Ensuite, c'est la prison de Châlons, le fort de Romainville et, toujours sous escorte brutale le petit camp de Neuenbrem. Là c'est un contact avec les cris et la brutalité. Préambule à ce qui allait suivre...
Après quelques jours, nous quittons ce camp, entassées à 120 dans un wagon à bestiaux, portes plombées et barbelés aux lucarnes. Il y fait chaud, les odeurs pestilentielles gênent la respiration comme le manque d'air. Nous avons faim et soif. Quatre jours, trois nuits. Quelle angoisse pour aller vers l'inconnu ! Cet inconnu s'appelle Ravensbrück.
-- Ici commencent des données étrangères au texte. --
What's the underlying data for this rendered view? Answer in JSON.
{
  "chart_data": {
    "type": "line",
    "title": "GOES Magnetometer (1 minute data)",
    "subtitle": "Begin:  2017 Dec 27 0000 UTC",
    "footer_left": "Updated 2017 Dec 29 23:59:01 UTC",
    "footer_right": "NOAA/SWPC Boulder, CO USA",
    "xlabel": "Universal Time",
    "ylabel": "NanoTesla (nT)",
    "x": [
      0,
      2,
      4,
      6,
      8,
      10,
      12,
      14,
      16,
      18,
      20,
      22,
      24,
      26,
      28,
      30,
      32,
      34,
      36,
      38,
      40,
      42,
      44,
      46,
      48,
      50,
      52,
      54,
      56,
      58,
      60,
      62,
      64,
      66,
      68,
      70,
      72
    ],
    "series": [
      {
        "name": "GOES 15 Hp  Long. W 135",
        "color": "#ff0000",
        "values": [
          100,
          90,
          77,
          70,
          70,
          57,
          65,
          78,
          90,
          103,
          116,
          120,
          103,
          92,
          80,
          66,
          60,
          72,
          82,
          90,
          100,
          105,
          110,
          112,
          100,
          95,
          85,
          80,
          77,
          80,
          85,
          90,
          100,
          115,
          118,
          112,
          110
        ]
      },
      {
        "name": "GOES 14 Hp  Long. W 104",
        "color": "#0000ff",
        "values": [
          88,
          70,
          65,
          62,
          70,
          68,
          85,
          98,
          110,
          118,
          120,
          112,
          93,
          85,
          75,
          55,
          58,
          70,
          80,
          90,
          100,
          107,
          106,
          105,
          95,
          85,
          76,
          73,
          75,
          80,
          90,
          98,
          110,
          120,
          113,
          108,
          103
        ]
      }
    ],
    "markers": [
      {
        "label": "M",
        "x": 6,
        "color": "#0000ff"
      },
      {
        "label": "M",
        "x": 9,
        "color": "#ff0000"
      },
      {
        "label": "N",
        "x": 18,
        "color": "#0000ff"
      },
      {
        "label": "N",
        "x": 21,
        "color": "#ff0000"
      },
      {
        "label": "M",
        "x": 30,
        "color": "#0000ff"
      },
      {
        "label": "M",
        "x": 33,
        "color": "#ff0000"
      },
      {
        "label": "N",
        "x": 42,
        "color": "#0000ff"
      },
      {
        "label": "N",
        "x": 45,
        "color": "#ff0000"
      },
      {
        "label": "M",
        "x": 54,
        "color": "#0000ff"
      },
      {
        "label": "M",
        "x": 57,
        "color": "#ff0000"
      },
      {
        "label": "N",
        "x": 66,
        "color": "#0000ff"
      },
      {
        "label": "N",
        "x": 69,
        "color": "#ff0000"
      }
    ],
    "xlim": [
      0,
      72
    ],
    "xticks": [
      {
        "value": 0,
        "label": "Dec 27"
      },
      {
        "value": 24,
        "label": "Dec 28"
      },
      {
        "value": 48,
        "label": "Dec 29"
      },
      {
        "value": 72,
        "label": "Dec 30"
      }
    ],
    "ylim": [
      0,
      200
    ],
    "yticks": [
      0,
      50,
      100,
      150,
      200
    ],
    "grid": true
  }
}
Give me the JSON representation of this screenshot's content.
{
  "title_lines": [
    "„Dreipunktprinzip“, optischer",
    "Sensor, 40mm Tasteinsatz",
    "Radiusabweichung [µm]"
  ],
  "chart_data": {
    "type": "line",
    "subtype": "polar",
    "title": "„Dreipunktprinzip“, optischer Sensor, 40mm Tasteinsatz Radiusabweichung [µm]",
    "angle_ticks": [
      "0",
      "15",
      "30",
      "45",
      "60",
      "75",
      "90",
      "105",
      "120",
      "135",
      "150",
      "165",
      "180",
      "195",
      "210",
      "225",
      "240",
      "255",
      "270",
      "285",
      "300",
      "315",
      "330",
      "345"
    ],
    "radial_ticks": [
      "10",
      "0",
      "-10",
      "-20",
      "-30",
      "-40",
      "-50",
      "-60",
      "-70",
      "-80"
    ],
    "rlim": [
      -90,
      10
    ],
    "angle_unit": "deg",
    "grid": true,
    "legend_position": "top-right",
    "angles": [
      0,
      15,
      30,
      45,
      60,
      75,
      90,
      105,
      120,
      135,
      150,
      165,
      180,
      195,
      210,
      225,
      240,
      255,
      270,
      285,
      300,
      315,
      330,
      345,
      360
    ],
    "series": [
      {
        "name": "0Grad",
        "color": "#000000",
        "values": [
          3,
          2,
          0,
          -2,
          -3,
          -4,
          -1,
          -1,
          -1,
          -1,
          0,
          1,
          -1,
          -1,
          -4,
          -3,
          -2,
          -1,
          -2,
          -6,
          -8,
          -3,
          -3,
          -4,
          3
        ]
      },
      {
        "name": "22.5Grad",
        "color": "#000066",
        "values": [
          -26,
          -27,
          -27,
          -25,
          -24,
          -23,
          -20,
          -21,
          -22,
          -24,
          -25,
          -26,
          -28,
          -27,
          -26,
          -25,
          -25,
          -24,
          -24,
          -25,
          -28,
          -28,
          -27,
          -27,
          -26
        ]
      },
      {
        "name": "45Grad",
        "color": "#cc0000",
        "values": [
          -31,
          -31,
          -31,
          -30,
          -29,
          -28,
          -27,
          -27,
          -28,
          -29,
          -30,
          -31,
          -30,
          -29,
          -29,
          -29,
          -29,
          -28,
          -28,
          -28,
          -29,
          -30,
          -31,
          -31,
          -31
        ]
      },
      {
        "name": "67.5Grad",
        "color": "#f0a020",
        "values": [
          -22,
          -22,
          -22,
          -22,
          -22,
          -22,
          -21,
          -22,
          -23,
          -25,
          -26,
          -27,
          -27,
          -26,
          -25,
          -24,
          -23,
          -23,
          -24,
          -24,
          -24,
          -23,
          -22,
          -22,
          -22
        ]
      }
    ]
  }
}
Dès l'arrivée à la petite gare de Furssenberg, il faut se ranger « zu fünf », mais chacune ne comprend pas que cela veut dire par 5. Les hurlements gutturaux écorchent nos oreilles et nous font trembler de peur, le museau des chiens accrochés aux mollets, les coups de crosse de fusil, les coups de gourdin obligent à avancer. Voilà le portail du camp de Ravensbrück qui paraît nous écraser dès qu'on le franchit. Choc brutal !
C'est un autre monde : des êtres faméliques, corps amaigris, les yeux creux, têtes tondues se traînent avec leurs guenilles. En quelques jours nous allons leur ressembler. Nous passons à la fouille, devons abandonner tout ce que nous possédons : bijoux, vêtements, médicaments, lunettes, chaussures. Ensuite, c'est la douche commune dans un immense hangar puis la désinfection. Habillées de guenilles quand il n'y a plus de tenues rayées. Nous sommes méconnaissables avec les cheveux tondus.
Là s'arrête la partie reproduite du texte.